Es-tu plutôt du genre à avoir des remords ou des regrets ?
Pas de regret car je fais toujours tout avec passion. Des remords, oui car on ne prend pas toujours la bonne décision au bon moment. J’ai un exemple avec Stromae qu’on m’avait proposé de faire à ses débuts mais je trouvais que son titre était naze. C’était une belle connerie (rires).
Ce que tu détestes par-dessus tout ?
L’intolérance.
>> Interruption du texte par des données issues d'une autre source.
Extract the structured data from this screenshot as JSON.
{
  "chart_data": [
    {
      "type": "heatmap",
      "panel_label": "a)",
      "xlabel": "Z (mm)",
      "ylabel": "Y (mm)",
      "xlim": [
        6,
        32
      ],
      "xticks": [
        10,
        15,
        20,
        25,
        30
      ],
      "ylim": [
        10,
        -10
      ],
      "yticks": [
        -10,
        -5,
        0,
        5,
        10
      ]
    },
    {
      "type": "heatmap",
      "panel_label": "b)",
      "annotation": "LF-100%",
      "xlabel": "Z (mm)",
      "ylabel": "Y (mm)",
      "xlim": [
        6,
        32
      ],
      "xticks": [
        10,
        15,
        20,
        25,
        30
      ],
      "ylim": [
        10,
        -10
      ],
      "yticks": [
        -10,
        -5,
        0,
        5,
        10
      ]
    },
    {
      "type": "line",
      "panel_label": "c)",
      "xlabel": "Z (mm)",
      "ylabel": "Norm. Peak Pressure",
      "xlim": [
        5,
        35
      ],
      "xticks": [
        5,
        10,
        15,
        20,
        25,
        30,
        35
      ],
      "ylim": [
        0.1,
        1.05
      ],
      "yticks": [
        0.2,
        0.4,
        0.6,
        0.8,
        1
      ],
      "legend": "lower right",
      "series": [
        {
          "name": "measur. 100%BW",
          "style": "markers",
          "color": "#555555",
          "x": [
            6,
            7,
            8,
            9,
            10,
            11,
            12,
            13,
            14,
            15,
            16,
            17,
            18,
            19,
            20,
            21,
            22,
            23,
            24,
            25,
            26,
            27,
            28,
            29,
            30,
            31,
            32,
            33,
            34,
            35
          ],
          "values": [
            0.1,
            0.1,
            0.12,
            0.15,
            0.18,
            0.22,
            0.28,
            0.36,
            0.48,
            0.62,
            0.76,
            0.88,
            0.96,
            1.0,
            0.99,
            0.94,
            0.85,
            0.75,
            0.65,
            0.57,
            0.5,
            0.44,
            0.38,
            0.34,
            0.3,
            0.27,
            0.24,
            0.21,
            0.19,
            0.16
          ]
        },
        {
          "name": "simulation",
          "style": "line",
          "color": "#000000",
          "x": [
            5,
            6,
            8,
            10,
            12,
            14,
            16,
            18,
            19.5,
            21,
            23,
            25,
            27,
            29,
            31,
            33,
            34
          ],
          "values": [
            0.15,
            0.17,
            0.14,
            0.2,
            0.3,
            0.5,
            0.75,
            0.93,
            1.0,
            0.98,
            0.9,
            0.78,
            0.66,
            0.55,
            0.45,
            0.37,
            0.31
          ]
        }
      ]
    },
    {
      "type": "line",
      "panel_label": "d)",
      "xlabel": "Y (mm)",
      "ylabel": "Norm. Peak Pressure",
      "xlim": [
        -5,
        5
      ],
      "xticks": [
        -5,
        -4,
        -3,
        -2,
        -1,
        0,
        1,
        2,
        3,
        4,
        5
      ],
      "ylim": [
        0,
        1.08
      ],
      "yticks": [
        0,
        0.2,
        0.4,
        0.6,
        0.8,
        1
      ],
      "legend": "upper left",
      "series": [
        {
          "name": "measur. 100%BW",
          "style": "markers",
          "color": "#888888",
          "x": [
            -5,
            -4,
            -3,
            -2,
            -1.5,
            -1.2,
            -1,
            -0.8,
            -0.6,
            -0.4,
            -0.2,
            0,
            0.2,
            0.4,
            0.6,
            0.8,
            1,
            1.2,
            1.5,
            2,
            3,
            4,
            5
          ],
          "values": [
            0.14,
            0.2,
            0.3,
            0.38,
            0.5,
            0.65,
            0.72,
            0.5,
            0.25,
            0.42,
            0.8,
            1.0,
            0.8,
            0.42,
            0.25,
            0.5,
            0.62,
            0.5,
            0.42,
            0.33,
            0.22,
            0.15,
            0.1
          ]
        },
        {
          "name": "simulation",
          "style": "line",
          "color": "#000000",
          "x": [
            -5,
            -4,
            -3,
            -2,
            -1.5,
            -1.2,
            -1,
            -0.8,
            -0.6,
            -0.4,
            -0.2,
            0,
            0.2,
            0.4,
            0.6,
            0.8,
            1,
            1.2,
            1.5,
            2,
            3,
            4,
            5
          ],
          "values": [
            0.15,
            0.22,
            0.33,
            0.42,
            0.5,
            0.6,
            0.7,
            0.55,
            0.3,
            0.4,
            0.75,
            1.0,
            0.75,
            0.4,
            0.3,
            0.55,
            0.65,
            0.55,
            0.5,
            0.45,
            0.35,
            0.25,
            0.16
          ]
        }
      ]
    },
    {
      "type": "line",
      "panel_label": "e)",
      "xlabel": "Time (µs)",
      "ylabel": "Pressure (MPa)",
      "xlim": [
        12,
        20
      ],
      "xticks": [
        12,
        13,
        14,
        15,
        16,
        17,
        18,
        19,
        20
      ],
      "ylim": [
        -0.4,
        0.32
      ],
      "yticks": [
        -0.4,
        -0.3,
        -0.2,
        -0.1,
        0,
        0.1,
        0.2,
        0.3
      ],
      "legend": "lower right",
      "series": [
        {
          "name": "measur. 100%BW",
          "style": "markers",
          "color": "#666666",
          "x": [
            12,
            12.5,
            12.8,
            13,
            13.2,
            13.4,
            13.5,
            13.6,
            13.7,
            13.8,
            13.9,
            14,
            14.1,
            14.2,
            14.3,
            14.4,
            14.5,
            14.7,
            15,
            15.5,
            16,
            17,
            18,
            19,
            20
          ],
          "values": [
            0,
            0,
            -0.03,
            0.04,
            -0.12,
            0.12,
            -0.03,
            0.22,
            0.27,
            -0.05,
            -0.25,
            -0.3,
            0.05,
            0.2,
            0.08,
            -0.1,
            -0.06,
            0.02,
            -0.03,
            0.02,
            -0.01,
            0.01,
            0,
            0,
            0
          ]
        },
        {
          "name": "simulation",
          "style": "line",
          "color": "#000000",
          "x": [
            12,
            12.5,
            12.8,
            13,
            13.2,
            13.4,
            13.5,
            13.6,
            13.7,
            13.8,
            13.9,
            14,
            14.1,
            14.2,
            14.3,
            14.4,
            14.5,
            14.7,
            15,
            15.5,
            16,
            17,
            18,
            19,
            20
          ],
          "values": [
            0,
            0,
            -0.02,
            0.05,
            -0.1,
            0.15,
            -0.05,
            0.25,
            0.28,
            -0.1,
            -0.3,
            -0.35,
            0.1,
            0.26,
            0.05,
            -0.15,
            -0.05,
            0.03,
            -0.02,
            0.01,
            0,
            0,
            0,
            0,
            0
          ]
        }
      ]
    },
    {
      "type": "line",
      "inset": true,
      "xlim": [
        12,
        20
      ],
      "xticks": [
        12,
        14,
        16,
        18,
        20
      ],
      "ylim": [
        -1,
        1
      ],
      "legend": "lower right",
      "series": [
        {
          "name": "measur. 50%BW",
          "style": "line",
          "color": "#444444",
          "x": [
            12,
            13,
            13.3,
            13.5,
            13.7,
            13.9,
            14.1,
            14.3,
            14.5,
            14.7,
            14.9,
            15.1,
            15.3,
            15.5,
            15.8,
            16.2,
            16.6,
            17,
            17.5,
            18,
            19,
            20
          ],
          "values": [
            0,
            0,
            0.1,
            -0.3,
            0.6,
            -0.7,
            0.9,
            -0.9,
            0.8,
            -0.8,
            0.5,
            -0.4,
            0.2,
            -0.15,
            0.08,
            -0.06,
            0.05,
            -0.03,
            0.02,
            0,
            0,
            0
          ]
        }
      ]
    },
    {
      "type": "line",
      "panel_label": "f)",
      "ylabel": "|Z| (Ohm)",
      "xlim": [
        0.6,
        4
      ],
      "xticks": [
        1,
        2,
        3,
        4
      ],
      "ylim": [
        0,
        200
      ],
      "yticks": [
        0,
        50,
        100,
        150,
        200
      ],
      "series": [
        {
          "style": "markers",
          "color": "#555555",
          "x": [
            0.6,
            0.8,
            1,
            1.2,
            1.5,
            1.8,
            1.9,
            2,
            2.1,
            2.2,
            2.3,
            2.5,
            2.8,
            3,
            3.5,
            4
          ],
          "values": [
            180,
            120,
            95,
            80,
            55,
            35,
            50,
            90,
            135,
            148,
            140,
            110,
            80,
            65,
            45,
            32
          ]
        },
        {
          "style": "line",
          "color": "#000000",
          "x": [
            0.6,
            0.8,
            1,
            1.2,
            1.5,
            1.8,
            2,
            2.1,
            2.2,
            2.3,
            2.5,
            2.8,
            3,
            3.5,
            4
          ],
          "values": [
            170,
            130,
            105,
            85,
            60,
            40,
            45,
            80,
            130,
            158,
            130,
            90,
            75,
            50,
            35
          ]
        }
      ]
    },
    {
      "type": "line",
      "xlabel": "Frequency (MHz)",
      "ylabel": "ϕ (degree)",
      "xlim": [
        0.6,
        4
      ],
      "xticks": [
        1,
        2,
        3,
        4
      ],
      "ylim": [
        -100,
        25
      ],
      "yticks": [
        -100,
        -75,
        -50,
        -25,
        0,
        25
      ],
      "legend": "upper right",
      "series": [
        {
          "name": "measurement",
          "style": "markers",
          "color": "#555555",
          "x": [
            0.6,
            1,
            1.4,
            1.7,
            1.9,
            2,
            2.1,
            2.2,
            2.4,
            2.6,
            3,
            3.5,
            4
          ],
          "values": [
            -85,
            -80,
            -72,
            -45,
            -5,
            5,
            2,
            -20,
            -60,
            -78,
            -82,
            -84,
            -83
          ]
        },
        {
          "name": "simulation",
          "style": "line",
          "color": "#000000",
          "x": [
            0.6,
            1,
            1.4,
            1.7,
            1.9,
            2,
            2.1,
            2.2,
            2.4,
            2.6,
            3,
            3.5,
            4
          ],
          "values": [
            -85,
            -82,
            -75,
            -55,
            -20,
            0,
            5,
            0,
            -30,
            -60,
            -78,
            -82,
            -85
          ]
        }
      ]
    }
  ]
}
Je déteste par-dessus tout les gens qui sont clivés et qui n’ont aucune ouverture d’esprit.
Le mot ou la phrase que tu utilises souvent ou ta devise ?
J’ai pour habitude de dire « Tu vois » comme si les mots ne suffisaient pas (rires). Mais ma devise est « ne pas perdre le sens », toujours garder le sens de ce qu’on fait.
Es-tu plutôt « c’était mieux avant » ou « le meilleur est à venir » ?
Je pense que le meilleur est à venir si on sait s’y prendre de la bonne manière. J’ai beaucoup d’espoir par rapport aux projets qui se montent et j’espère que ça fera évoluer des pratiques et développer beaucoup de choses. Il y a notamment la Fédération des Musiques Metalliques, les Triomphes du Metal... En France, on n’a jamais eu autant de groupes de qualité avec une vraie envergure artistique. On a une scène incroyable qu’il faut soutenir. Donc le meilleur est à venir.
Quels sont tes espoirs pour cette année ?
Que les gens répondent présents aux évènements lancés cette année (les soirées découvertes au club, les apéros metal etc…). J’aurai réussi mon pari si le public se déplace de plus en plus nombreux et de plus en plus souvent pour découvrir des artistes inconnus.